Vicente Duque
A la memoria de Hans Mayer y Jean Améry
Cuando el viajero arriba a Breendonk, tras atravesar el plat pays bajo las brumas de un verano bochornoso y húmedo, apenas advierte que ha llegado a su destino. La fortaleza es una extraña excrecencia, un hongo de hormigón que ni siquiera destaca a la vista en el relieve de la llanura. Se diría el derrelicto de un antiguo naufragio abandonado en la landa, erosionado en los periodos de mayor inclemencia por el viento del norte, un sedimento de otra era varado en un campo domesticado y apacible que ha sido labrado por generaciones de hombres industriosos.
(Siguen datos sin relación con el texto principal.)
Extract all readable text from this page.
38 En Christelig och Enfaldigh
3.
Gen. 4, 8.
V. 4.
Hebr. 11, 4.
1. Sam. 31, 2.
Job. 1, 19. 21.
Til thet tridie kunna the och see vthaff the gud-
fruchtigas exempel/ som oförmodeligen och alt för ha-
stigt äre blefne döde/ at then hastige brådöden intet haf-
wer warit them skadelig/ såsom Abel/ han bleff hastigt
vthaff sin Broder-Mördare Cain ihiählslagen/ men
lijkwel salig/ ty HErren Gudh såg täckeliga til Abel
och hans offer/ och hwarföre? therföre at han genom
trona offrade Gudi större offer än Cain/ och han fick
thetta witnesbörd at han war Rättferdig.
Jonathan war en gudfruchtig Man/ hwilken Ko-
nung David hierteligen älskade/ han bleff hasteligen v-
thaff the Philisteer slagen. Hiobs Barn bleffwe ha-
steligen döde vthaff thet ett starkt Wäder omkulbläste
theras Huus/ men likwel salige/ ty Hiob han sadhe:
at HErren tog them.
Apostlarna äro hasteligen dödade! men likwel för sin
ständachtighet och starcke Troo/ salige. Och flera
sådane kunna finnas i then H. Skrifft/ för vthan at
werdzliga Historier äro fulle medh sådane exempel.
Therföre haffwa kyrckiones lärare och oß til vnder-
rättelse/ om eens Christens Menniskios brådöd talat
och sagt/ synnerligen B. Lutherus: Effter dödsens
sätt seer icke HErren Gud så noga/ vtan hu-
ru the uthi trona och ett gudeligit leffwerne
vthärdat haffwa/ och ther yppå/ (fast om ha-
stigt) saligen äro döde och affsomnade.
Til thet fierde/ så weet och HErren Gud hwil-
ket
Extendido, casi semihundido en la planicie, Breendonk es la carcasa de un monstruoso crustáceo de brazos amputados que el mar abandonó tras su incompleto repliegue de las tierras en edades pretéritas; en la larga playa que quedó tras la conmoción geológica y el retiro de las aguas, y que ahora es una dilatada extensión primero colonizada, y después roturada y cultivada, el inofensivo fósil gris de un animal otrora terrible y pavoroso. Solo el foso, parcialmente inundado, guarda, como un oscuro espejo de fondo de arena que refleja la imagen invertida de los cielos, el recuerdo de un piélago que todavía bulle con inquietud en la costa a escasa distancia y que parece infiltrarse en la tierra arcillosa en forma de numerosos veneros, como si reclamara insidiosamente su herencia.